Katie Li, Caitlyn Castillejo, and Caroline Smith
Humanities Teachers, Charlestown High School
In the SEI program at Charlestown High, these three teachers work together to serve and empower an incredibly diverse student population, with students learning English and recently arriving in the United States from El Salvador, Honduras, Guatemala, the Dominican Republic, Haiti, and China.

Matt Grimes
9th Grade History Teacher, Charlestown High School
Matt designed a unit and project on public memorials, slavery, the Civil War, and Reconstruction in order to give his African-American and Latinx students opportunities to consider contemporary issues with a historical lens.

Musiri Abdal-Khallaq (Mr. A-K)
Math Teacher, Boston Adult Technical Academy
Mr.
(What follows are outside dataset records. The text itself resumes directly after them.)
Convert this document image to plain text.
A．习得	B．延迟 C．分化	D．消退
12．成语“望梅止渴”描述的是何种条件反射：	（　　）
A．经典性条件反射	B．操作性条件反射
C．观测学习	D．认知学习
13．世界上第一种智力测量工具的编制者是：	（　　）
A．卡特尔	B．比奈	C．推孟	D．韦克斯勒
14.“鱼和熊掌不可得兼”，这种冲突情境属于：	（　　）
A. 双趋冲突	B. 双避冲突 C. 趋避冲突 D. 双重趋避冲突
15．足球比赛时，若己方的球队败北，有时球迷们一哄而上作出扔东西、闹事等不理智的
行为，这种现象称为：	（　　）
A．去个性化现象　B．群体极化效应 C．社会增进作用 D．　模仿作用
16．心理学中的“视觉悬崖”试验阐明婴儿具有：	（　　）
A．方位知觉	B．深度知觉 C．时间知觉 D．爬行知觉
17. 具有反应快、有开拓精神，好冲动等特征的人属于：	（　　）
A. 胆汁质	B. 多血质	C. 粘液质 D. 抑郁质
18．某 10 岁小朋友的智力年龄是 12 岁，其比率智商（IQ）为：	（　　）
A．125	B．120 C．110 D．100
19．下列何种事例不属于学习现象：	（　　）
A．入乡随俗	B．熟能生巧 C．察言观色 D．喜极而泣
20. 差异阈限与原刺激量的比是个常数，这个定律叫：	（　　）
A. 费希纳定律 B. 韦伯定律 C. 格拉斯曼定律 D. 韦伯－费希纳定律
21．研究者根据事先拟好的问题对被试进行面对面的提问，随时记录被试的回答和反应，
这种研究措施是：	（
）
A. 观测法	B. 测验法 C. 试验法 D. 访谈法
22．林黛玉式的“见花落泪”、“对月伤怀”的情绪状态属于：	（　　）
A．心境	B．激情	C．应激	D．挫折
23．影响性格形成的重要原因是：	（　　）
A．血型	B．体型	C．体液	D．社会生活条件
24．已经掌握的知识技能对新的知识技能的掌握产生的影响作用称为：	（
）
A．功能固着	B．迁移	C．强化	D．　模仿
A-K designed and taught a project around the Mos Def song “Mathematics” as an introduction to a unit on data and statistics.

Nino Brown

Raquel Saenz
12th Grade History Teacher, Charlestown High School
Raquel, a veteran teacher in the Diploma Plus program, an alternative program that serves students who are returning to high school, has been developing and teaching an Afro-Caribbean history class to primarily Black and Latinx students with roots in the Caribbean.

Rocío Sánchez Ares
Spanish as a Heritage Language Teacher
Rocío is currently a visiting professor at Tufts University and taught Spanish as a heritage language within an ethnic studies framework to her high school Latinx students the past years.

Susana Stringer-Velez and Amrita Dani
ESL/Humanities Teachers, Boston Adult Technical Academy
Susana, who has been teaching in Boston alternative education settings for over 20 years, and Amrita, who is in her fifth year of teaching, strive to teach students standard written English, the language of power in the United States, so they can be successful in college and beyond, while also empowering students to critically question social inequality and build empathy across different cultural, linguistic, religious, racial, and gender identities.